Probleem daarbij is de letterlijke barrière tussen het uierweefsel en de rest van het koeienlijf. „Koeien zijn sterke dieren. Kijk maar eens hoe een koe blijft staan tijdens een keizersnede. Ook het afweersysteem van koeien is zeer sterk. De vele afweercellen die bij een infectie elders in het lichaam worden aangemaakt, kunnen echter moeilijk via de bloedbaan in de uier komen. Dat neemt wel een week in beslag. De bacteriën, die zich eens per dertig minuten in aantal verdubbelen, hebben dan al een enorme voorsprong”, doceert de hoogleraar.
„De infectie blijft daardoor bestaan, afweercellen en infectie voeren wisselend de boventoon.
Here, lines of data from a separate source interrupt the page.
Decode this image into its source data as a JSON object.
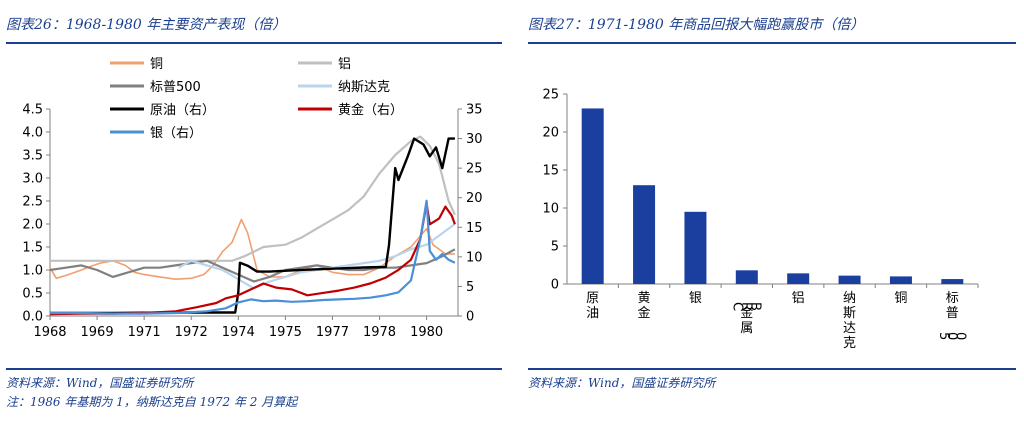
{
  "left": {
    "title": "图表26：1968-1980 年主要资产表现（倍）",
    "source": "资料来源：Wind，国盛证券研究所",
    "footnote": "注：1986 年基期为 1，纳斯达克自 1972 年 2 月算起"
  },
  "right": {
    "title": "图表27：1971-1980 年商品回报大幅跑赢股市（倍）",
    "source": "资料来源：Wind，国盛证券研究所"
  },
  "chart_data": [
    {
      "type": "line",
      "x_tick_labels": [
        "1968",
        "1969",
        "1971",
        "1972",
        "1974",
        "1975",
        "1977",
        "1978",
        "1980"
      ],
      "x_ticks": [
        1968,
        1969.5,
        1971,
        1972.5,
        1974,
        1975.5,
        1977,
        1978.5,
        1980
      ],
      "xlim": [
        1968,
        1981
      ],
      "y_left": {
        "ylim": [
          0,
          4.5
        ],
        "ticks": [
          "0.0",
          "0.5",
          "1.0",
          "1.5",
          "2.0",
          "2.5",
          "3.0",
          "3.5",
          "4.0",
          "4.5"
        ]
      },
      "y_right": {
        "ylim": [
          0,
          35
        ],
        "ticks": [
          "0",
          "5",
          "10",
          "15",
          "20",
          "25",
          "30",
          "35"
        ]
      },
      "series": [
        {
          "name": "铜",
          "axis": "left",
          "color": "#f0a070",
          "width": 1.6,
          "points": [
            [
              1968,
              1.05
            ],
            [
              1968.2,
              0.82
            ],
            [
              1968.5,
              0.88
            ],
            [
              1968.8,
              0.95
            ],
            [
              1969,
              1.0
            ],
            [
              1969.3,
              1.08
            ],
            [
              1969.6,
              1.15
            ],
            [
              1970,
              1.2
            ],
            [
              1970.4,
              1.1
            ],
            [
              1970.7,
              0.95
            ],
            [
              1971,
              0.9
            ],
            [
              1971.5,
              0.85
            ],
            [
              1972,
              0.8
            ],
            [
              1972.5,
              0.82
            ],
            [
              1972.9,
              0.9
            ],
            [
              1973.2,
              1.1
            ],
            [
              1973.5,
              1.4
            ],
            [
              1973.8,
              1.6
            ],
            [
              1974.1,
              2.1
            ],
            [
              1974.3,
              1.8
            ],
            [
              1974.6,
              1.0
            ],
            [
              1975,
              0.85
            ],
            [
              1975.5,
              0.85
            ],
            [
              1976,
              1.0
            ],
            [
              1976.5,
              1.1
            ],
            [
              1977,
              0.95
            ],
            [
              1977.5,
              0.9
            ],
            [
              1978,
              0.9
            ],
            [
              1978.5,
              1.05
            ],
            [
              1979,
              1.3
            ],
            [
              1979.5,
              1.5
            ],
            [
              1980,
              1.9
            ],
            [
              1980.2,
              1.55
            ],
            [
              1980.6,
              1.35
            ],
            [
              1980.9,
              1.35
            ]
          ]
        },
        {
          "name": "铝",
          "axis": "left",
          "color": "#c0c0c0",
          "width": 2.2,
          "points": [
            [
              1968,
              1.2
            ],
            [
              1969,
              1.2
            ],
            [
              1970,
              1.2
            ],
            [
              1971,
              1.2
            ],
            [
              1972,
              1.2
            ],
            [
              1973,
              1.2
            ],
            [
              1973.8,
              1.2
            ],
            [
              1974.2,
              1.3
            ],
            [
              1974.8,
              1.5
            ],
            [
              1975.5,
              1.55
            ],
            [
              1976,
              1.7
            ],
            [
              1976.5,
              1.9
            ],
            [
              1977,
              2.1
            ],
            [
              1977.5,
              2.3
            ],
            [
              1978,
              2.6
            ],
            [
              1978.5,
              3.1
            ],
            [
              1979,
              3.5
            ],
            [
              1979.5,
              3.8
            ],
            [
              1979.8,
              3.9
            ],
            [
              1980.1,
              3.7
            ],
            [
              1980.4,
              3.3
            ],
            [
              1980.7,
              2.5
            ],
            [
              1980.9,
              2.2
            ]
          ]
        },
        {
          "name": "标普500",
          "axis": "left",
          "color": "#808080",
          "width": 2.2,
          "points": [
            [
              1968,
              1.0
            ],
            [
              1968.5,
              1.05
            ],
            [
              1969,
              1.1
            ],
            [
              1969.5,
              1.0
            ],
            [
              1970,
              0.85
            ],
            [
              1970.5,
              0.95
            ],
            [
              1971,
              1.05
            ],
            [
              1971.5,
              1.05
            ],
            [
              1972,
              1.1
            ],
            [
              1972.5,
              1.15
            ],
            [
              1973,
              1.2
            ],
            [
              1973.5,
              1.05
            ],
            [
              1974,
              0.9
            ],
            [
              1974.5,
              0.75
            ],
            [
              1975,
              0.85
            ],
            [
              1975.5,
              1.0
            ],
            [
              1976,
              1.05
            ],
            [
              1976.5,
              1.1
            ],
            [
              1977,
              1.05
            ],
            [
              1977.5,
              1.0
            ],
            [
              1978,
              1.0
            ],
            [
              1978.5,
              1.05
            ],
            [
              1979,
              1.05
            ],
            [
              1979.5,
              1.1
            ],
            [
              1980,
              1.15
            ],
            [
              1980.5,
              1.3
            ],
            [
              1980.9,
              1.45
            ]
          ]
        },
        {
          "name": "纳斯达克",
          "axis": "left",
          "color": "#b8d4ee",
          "width": 2.2,
          "points": [
            [
              1972.1,
              1.05
            ],
            [
              1972.5,
              1.2
            ],
            [
              1973,
              1.1
            ],
            [
              1973.5,
              1.0
            ],
            [
              1974,
              0.8
            ],
            [
              1974.5,
              0.6
            ],
            [
              1975,
              0.75
            ],
            [
              1975.5,
              0.85
            ],
            [
              1976,
              0.95
            ],
            [
              1976.5,
              1.0
            ],
            [
              1977,
              1.05
            ],
            [
              1977.5,
              1.1
            ],
            [
              1978,
              1.15
            ],
            [
              1978.5,
              1.2
            ],
            [
              1979,
              1.3
            ],
            [
              1979.5,
              1.45
            ],
            [
              1980,
              1.55
            ],
            [
              1980.5,
              1.8
            ],
            [
              1980.9,
              2.0
            ]
          ]
        },
        {
          "name": "原油（右）",
          "axis": "right",
          "color": "#000000",
          "width": 2.4,
          "points": [
            [
              1968,
              0.5
            ],
            [
              1970,
              0.5
            ],
            [
              1972,
              0.6
            ],
            [
              1973.9,
              0.6
            ],
            [
              1974,
              4.0
            ],
            [
              1974.05,
              9.0
            ],
            [
              1974.3,
              8.5
            ],
            [
              1974.6,
              7.5
            ],
            [
              1975,
              7.5
            ],
            [
              1976,
              7.8
            ],
            [
              1977,
              8.0
            ],
            [
              1978,
              8.2
            ],
            [
              1978.7,
              8.3
            ],
            [
              1978.8,
              12.0
            ],
            [
              1979,
              25.0
            ],
            [
              1979.1,
              23.0
            ],
            [
              1979.4,
              27.0
            ],
            [
              1979.6,
              30.0
            ],
            [
              1979.9,
              29.0
            ],
            [
              1980.1,
              27.0
            ],
            [
              1980.3,
              28.5
            ],
            [
              1980.5,
              25.0
            ],
            [
              1980.7,
              30.0
            ],
            [
              1980.9,
              30.0
            ]
          ]
        },
        {
          "name": "黄金（右）",
          "axis": "right",
          "color": "#c00000",
          "width": 2.2,
          "points": [
            [
              1968,
              0.3
            ],
            [
              1969,
              0.4
            ],
            [
              1970,
              0.4
            ],
            [
              1971,
              0.5
            ],
            [
              1972,
              0.8
            ],
            [
              1972.7,
              1.5
            ],
            [
              1973.3,
              2.2
            ],
            [
              1973.6,
              3.0
            ],
            [
              1974,
              3.5
            ],
            [
              1974.4,
              4.5
            ],
            [
              1974.8,
              5.5
            ],
            [
              1975.2,
              4.8
            ],
            [
              1975.7,
              4.5
            ],
            [
              1976.2,
              3.5
            ],
            [
              1976.7,
              3.9
            ],
            [
              1977.2,
              4.3
            ],
            [
              1977.7,
              4.8
            ],
            [
              1978.2,
              5.5
            ],
            [
              1978.7,
              6.5
            ],
            [
              1979.1,
              7.8
            ],
            [
              1979.5,
              9.5
            ],
            [
              1979.8,
              13.0
            ],
            [
              1980.0,
              19.0
            ],
            [
              1980.1,
              15.5
            ],
            [
              1980.4,
              16.5
            ],
            [
              1980.6,
              18.5
            ],
            [
              1980.8,
              17.0
            ],
            [
              1980.9,
              15.5
            ]
          ]
        },
        {
          "name": "银（右）",
          "axis": "right",
          "color": "#4a90d9",
          "width": 2.2,
          "points": [
            [
              1968,
              0.5
            ],
            [
              1969,
              0.5
            ],
            [
              1970,
              0.4
            ],
            [
              1971,
              0.4
            ],
            [
              1972,
              0.5
            ],
            [
              1973,
              0.8
            ],
            [
              1973.6,
              1.3
            ],
            [
              1974,
              2.3
            ],
            [
              1974.4,
              2.8
            ],
            [
              1974.8,
              2.5
            ],
            [
              1975.2,
              2.6
            ],
            [
              1975.7,
              2.4
            ],
            [
              1976.2,
              2.5
            ],
            [
              1976.7,
              2.7
            ],
            [
              1977.2,
              2.8
            ],
            [
              1977.7,
              2.9
            ],
            [
              1978.2,
              3.1
            ],
            [
              1978.7,
              3.5
            ],
            [
              1979.1,
              4.0
            ],
            [
              1979.5,
              6.0
            ],
            [
              1979.8,
              13.0
            ],
            [
              1980.0,
              19.5
            ],
            [
              1980.1,
              11.0
            ],
            [
              1980.3,
              9.5
            ],
            [
              1980.5,
              10.5
            ],
            [
              1980.7,
              9.5
            ],
            [
              1980.9,
              9.0
            ]
          ]
        }
      ],
      "legend_placement": "top",
      "grid": false
    },
    {
      "type": "bar",
      "categories": [
        "原油",
        "黄金",
        "银",
        "CRB金属",
        "铝",
        "纳斯达克",
        "铜",
        "标普500"
      ],
      "values": [
        23.1,
        13.0,
        9.5,
        1.8,
        1.4,
        1.1,
        1.0,
        0.65
      ],
      "ylim": [
        0,
        25
      ],
      "y_ticks": [
        "0",
        "5",
        "10",
        "15",
        "20",
        "25"
      ],
      "bar_color": "#1a3f9e",
      "grid": false
    }
  ]
}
Zo blijft de infectie subklinisch bestaan, dat wil zeggen zonder dat je iets aan het dier ziet. Daarbij is er een verhoogde kans dat er ineens een klinische infectie ontstaat. Als dat gebeurt, is de boer nóg verder van huis. Hij moet dan met antibiotica aan de slag, met een groot risico op weefselschade en een verminderde melkproductie.”
Bloed
Met het gegeven dat de afweer niet op tijd bij de infectie kan komen, is De Boer aan de slag gegaan. Hij ontwikkelde een methode waarbij uit een kleine hoeveelheid bloed voldoende immuuncellen kunnen worden gehaald, die vervolgens in het ontstoken kwartier kunnen worden gebracht. „Het gaat dus om diereigen cellen die specifiek tegen die betreffende besmetting werken. In het laboratorium hebben we aangetoond dat die immuuncellen de bacteriën doden.”
Onder de naam Mastivax heeft De Boer een bedrijf opgericht dat de techniek op de markt gaat brengen. Doordat gebruik wordt gemaakt van lichaamseigen stoffen, zijn er geen ingewikkelde registratieprocedures vereist. De Boer: „Het gaat niet om een geneesmiddel maar om een behandelmethode.”
Veehouders moeten nog wel „enkele jaren” geduld hebben, schat De Boer. Eerst moet nog blijken hoe snel infecties aangepakt kunnen worden en hoeveel behandelingen er nodig zijn.